The International Energy Agency’s 2024 ministerial meeting agreed the development of a framework for a voluntary “critical minerals security programme”. The aim of the programme is to secure sufficient minerals and diversify the supply chain of raw materials core to green technology manufacturing and production. Voluntary stockpiling, enhanced data collection, increased refining capacities and more accurate forecasts are all aspects under consideration.

The Autorité des Marchés Financiers, the French financial market regulator, has published guidance to assist companies with their climate transition planning, in line with the gradual implementation of the EU Corporate Sustainability Reporting Directive. It includes an assessment of existing methodologies, best practice, investors’ expectations and suggestions for improving the overall quality of sustainability reporting.
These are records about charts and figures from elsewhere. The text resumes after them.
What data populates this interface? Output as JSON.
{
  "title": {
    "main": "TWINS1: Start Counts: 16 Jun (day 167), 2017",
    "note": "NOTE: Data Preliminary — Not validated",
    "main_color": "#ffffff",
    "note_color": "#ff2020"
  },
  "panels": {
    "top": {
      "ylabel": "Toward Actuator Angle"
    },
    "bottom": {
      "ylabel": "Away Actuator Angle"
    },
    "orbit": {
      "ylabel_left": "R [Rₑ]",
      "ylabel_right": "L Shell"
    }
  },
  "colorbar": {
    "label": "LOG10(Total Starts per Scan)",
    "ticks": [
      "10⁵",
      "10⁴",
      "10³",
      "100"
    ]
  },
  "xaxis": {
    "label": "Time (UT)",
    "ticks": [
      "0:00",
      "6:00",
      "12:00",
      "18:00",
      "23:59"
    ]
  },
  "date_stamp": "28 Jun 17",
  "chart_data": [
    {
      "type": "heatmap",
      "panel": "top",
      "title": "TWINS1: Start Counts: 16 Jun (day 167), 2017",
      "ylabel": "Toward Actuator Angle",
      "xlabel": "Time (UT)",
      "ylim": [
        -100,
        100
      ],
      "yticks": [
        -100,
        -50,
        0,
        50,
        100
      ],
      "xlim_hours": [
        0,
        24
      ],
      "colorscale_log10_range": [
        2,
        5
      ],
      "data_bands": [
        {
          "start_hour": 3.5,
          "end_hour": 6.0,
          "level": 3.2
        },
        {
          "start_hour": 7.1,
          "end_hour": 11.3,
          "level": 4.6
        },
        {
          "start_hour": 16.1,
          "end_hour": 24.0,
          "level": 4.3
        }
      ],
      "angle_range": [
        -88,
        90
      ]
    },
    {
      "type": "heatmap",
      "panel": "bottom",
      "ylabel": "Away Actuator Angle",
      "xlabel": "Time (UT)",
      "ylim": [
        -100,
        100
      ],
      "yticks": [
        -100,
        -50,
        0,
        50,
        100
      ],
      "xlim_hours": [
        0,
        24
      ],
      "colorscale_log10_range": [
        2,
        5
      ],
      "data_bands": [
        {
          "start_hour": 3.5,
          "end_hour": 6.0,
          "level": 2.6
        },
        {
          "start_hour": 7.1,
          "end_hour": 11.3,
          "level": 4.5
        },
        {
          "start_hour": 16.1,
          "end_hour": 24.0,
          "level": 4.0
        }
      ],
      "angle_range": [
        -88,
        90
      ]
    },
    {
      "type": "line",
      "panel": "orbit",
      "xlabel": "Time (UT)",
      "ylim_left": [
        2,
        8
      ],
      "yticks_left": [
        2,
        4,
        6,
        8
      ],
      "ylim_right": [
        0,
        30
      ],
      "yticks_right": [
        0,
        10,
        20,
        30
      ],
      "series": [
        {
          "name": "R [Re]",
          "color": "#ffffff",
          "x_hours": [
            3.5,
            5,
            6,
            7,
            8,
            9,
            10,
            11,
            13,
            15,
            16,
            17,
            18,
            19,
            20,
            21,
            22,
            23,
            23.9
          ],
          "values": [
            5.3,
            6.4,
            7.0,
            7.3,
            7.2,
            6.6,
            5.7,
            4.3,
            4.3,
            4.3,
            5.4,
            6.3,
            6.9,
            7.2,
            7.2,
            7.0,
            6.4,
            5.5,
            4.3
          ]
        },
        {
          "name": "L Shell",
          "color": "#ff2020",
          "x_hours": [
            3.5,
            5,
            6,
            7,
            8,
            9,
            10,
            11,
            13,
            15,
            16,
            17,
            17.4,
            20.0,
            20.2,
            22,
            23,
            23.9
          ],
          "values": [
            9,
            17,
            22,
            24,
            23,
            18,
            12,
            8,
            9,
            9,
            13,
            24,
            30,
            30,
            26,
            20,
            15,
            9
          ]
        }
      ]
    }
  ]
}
The UK government has signed a memorandum of understanding with Canada to increase cooperation on fusion energy. In addition to research and development, the deal aims to align regulatory frameworks and train a new workforce. The UK had previously signed a similar agreement with the US.

The Taskforce on Nature-related Financial Disclosures has opened several consultations, seeking market feedback until March 29. The consultations include additional guidance for financial institutions and draft sector metrics for priority sectors, such as chemicals and oil and gas.

A bill has been introduced by New York City council that aims to stop the distribution of detergent pods and laundry sheets that contain polyvinyl alcohol, a synthetic form of plastic. The Democrat representative who submitted the bill argued that PVA causes pollution in waterways and its use should be prohibited. So far, the US Environment Protection Agency has resisted petitions to ban products made of PVA.

Google has launched a new partnership with the Environmental Defense Fund, where satellite data and artificial intelligence will be used to provide a more accurate picture of methane leaks around the globe. Launching in March, the partnership will regularly monitor and measure methane levels in the most active oil and gas regions and aim to create a map of oil and gas infrastructure, to understand which components contribute most to the release of emissions.

A coalition of British universities has sent a request for proposals to banks demanding they create new cash products that have no exposure to the expansion of fossil fuels. The universities want banks to direct funding towards renewables and low-income countries.​

A report by think tank Climate Analytics has found that $2tn of investment is needed each year from 2024 to deliver the COP28 goal of tripling renewable energy by 2030. Two-thirds would be needed to expand the installation of renewables, while a third would be directed to grid and storage infrastructure. The report further highlights that sub-Saharan Africa is the region in most need of upscaling.